Affirmations bien raides qui n’incitent pas à l’optimisme mais détiennent une grande part de vérité. Et quand l’homme dans sa course perpétuelle se libère un moment de repos pour «faire le point», s’élever au-dessus du quotidien, les grandes questions se présentent à lui immanquablement:
«Qu’est ce que je fais sur Terre? Quel est le sens de la vie? Qui sommes-nous? D’où venons-nous? Où allons-nous?»
En réponse à ces questions légitimes et fondamentales: Le silence de la nuit profonde, l’incertitude, le désarroi.
Candide en proie à l’angoisse métaphysique interroge Martin: «Mais à quelle fin ce monde a-t-il donc été formé?

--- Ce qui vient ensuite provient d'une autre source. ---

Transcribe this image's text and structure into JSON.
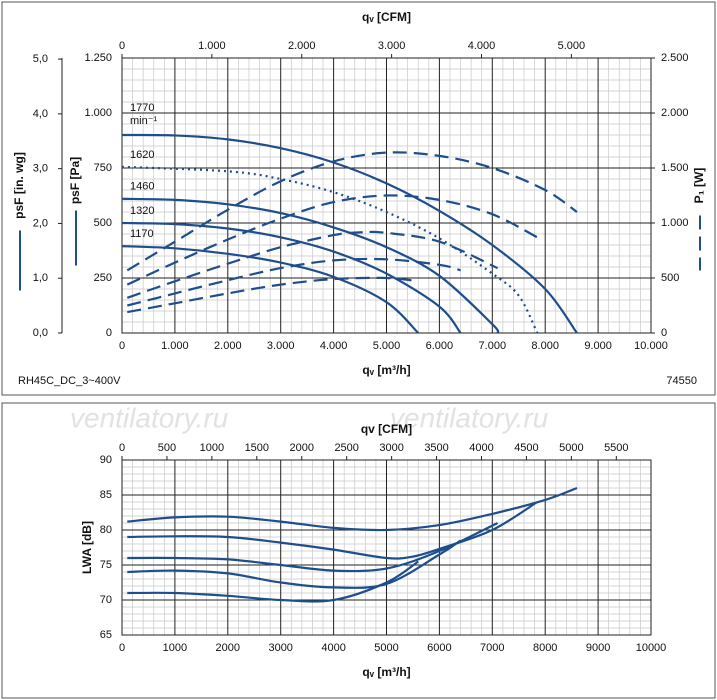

Pour nous faire enrager répond Martin»
Tragique condition humaine: Le mieux n’est-il pas de profiter des bons moments de la vie sans chercher à comprendre?…
Les grandes questions demeurent: Les mystères de l’univers, de la vie, de la mort, d’un au-delà hypothétique nous préoccupent malgré nous. Se voiler la face n’est pas la solution humaine:
«Plus fort que tous les échecs et tous les raisonnements nous portons en nous l’instinct que, pour être fidèle à l’existence, il faut savoir, savoir toujours plus, et pour cela chercher, chercher toujours davantage, nous ne savons pas exactement quoi, mais quelque chose qui, sûrement, un jour ou l’autre pour ceux qui auront sondé le réel jusqu’au bout apparaîtra.» (Theillard de Chardin)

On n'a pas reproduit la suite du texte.